Chaffin's Bluff and Chaffin's Farm (later renamed Fort Harrison) were adjacent to each other.

On August 15, 1864, the Federal expedition to Chaffin's Bluff and the capital's defenses was delayed and frustrated by Confederate forces. On September 30, 1864, there was another battle at Fort Harrison or Chaffin's Farm, Virginia. General Robert E. Lee had lost Fort Harrison the previous day, and led a strong counterattack, but was beaten off by the Federal forces. The battle ended major Federal attempts against Richmond from north of the James River, and the Confederates constructed new outer works between the Fort Harrison line and Richmond, while the Federals built and manned siege lines east of the Confederate capital.

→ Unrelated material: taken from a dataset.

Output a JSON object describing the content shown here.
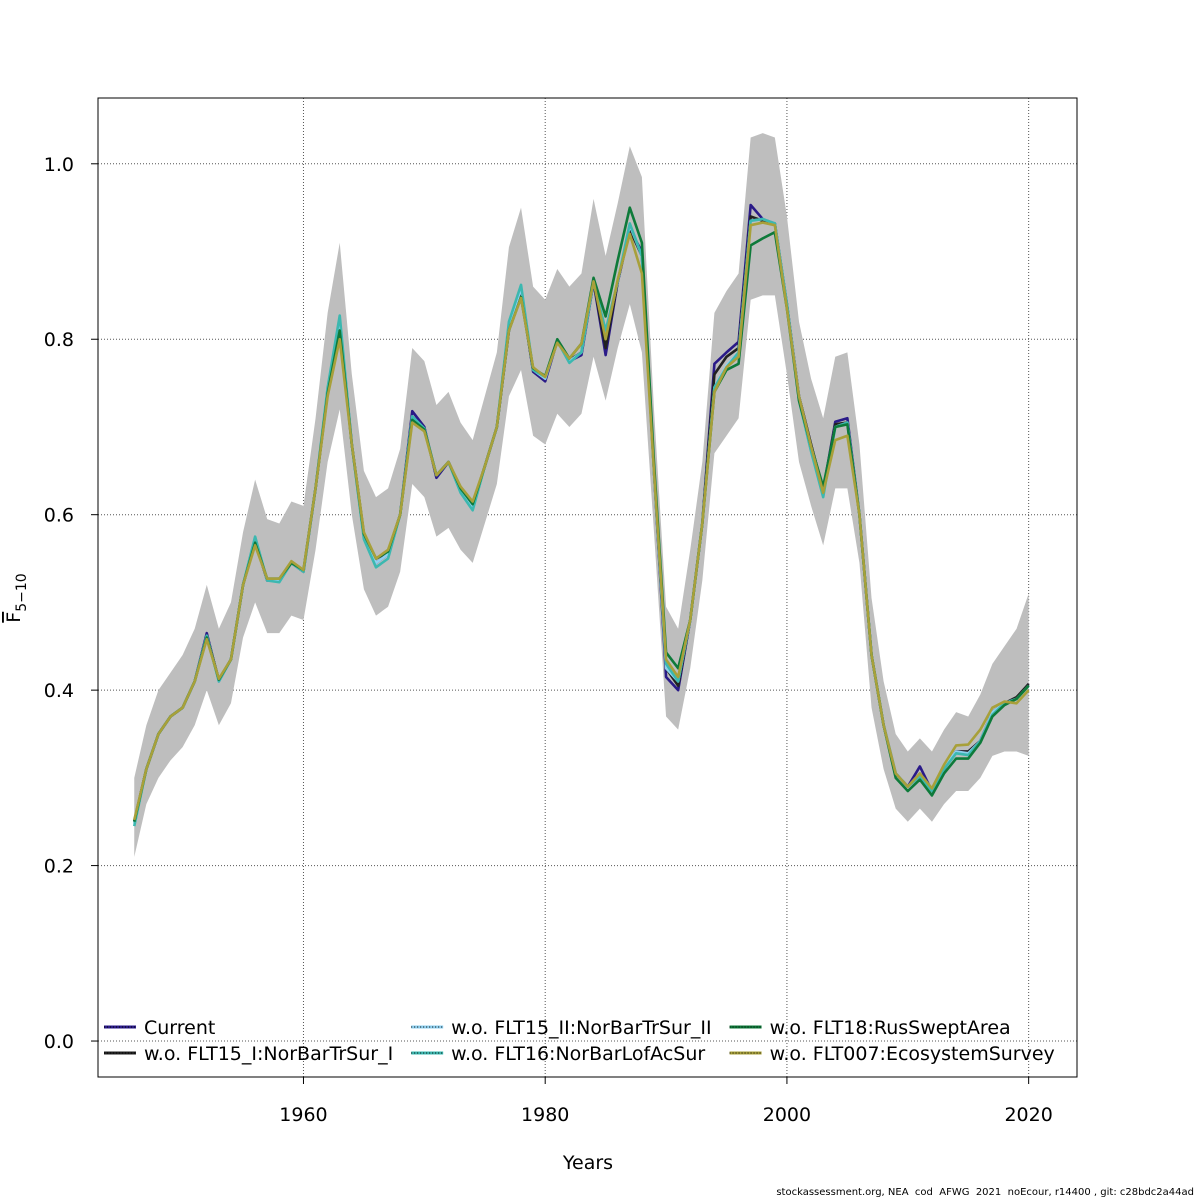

On a map included in Rise and Fall of the Confederate Government, published in 1881 by Jefferson Davis, president of the late Confederate States, Chaffin's Bluff was marked as "Chapin Bluff", 8.5 miles down the James River from Richmond.

Drewry's Bluff is part of the Fort Darling unit of the Richmond National Battlefield Park.

In modern times, singer and businessman Jimmy Dean and his wife Donna Meade Dean made their home at Chaffin's Bluff, located on private property on the Henrico County side of the river. Dean died at his home there on June 13, 2010.